After surgery, I was given 2 treatment options.
Option 1 would allow me to live longer without recurrence of my cancer. The cancer would recur, but it would be kept at bay for maybe 2-3 years longer than option 2. However, option 1 would leave me with side effects that would develop over time. The side effects would likely mean that in my 40s I would have trouble working, have memory problems, trouble completing a to-do list– cognitive problems would be expected, although the extent of these side effects are hard to predict– there is a range to how much people are affected.
Option 2 would keep the cancer at bay for a shorter amount of time– likely a few years, but not as long as option 1. Although I would have earlier recurrence, I would not have the cognitive side effects develop from option 1, which themselves would likely decrease my quality of life.
Either way, my overall survival is expected to be the same– one option would not lead to a significantly longer life than the other.
Either way, I just hope to remain a surgical patient– so that when the tumor comes back, I can have it removed again. When the tumor is inoperable, then that’s just that.
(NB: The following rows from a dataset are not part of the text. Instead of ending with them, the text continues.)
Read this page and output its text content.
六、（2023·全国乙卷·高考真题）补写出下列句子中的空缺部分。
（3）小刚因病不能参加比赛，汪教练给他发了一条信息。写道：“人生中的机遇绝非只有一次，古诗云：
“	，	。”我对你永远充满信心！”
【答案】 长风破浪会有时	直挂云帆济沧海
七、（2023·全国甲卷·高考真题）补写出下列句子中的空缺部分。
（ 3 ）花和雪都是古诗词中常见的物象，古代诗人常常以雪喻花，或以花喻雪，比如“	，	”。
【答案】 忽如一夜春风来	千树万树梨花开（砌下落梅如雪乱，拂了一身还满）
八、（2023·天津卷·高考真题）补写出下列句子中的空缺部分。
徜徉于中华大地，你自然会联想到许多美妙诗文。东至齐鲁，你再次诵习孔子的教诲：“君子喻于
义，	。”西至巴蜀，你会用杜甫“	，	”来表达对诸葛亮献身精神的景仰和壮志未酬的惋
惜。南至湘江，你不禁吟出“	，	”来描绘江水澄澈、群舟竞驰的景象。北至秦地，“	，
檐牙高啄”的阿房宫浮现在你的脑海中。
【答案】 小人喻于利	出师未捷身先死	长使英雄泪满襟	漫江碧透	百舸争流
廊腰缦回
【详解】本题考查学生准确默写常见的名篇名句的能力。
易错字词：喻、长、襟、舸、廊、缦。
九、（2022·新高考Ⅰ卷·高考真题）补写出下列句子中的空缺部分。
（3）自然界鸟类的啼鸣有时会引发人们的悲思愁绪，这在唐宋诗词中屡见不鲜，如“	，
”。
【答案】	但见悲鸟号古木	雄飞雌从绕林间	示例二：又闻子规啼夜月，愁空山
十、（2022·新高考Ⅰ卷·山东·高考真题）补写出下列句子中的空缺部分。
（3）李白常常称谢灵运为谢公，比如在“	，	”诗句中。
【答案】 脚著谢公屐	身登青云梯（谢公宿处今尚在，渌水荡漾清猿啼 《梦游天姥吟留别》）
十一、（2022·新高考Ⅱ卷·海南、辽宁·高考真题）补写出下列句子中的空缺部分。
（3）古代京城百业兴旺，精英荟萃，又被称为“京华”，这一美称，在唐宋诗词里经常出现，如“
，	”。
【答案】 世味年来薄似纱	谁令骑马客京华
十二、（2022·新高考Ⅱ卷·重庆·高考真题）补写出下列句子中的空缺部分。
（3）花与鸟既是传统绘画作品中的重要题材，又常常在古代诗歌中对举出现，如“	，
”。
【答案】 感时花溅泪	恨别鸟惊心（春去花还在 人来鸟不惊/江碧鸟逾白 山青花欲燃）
So my family and I sat with this decision. We tried to figure out the “right” answer, but it was easy to see there was no right answer to this impossible riddle. Each choice was terrible in its own way.
Was more time between the ordeals of cancer resurgence and repeat surgery the most important thing? As a doctor I have counseled families about the importance of quality of time over quantity— doing everything to delay an inevitability isn’t always the best thing. But, it is much different thinking about this in my own life — when I think of how many birthdays I want to celebrate with my children there is no number that is enough. Quantity is also important. If I had more time, would it be worth it if my mind couldn’t keep up? Would I be able to enjoy it? Who would I become in that scenario? If I was no longer able to be self-sufficient maybe I wouldn’t be myself at all. But then… whose to say I would recover from my next surgery as well as I have now? What if the first time the tumor comes back it is inoperable? There were so many scary “what-if’s” that flew repeatedly through my mind as I tried to make the decision.
But– my husband pointed out– there are also so many hopeful what-if’s to consider, too: What if my tumor doesn’t come back at all, or is much slower to come back than statistics predict? What if in the next few years we find out new treatments, even a cure for oligodendroglioma?
These two sets of what-ifs felt like a fork in the road– both were equally centered in reality and imagination.
I realized that option 2 allowed me to have more hope. It gave me the ability to believe that the future may not be as bleak as in option 1. If I chose option 1, it felt like I was admitting defeat– but option 2 felt like I have the ability to perhaps gain the upper hand despite the risks that come with it. In the next few years maybe there will be an even better option #3,4 or 5? This is my hope– but hope is not enough. It is my goal— which I have written about before here.
There are moments where the scarier scenarios are all I can think about. Thankfully this happens less often than it used to– but it still happens. What is helpful to me in those moments is to embrace the fact that there is no way to know– for anyone– what the future holds. Being crippled by fear of things that we cannot control helps nothing. Instead, I’m choosing to aim high and far, but not get lost in the clouds. I am focusing on what I can do with my hands, with my life, to try– someday– to be able to have a better answer for people who are given similar mind-numbing choices to make.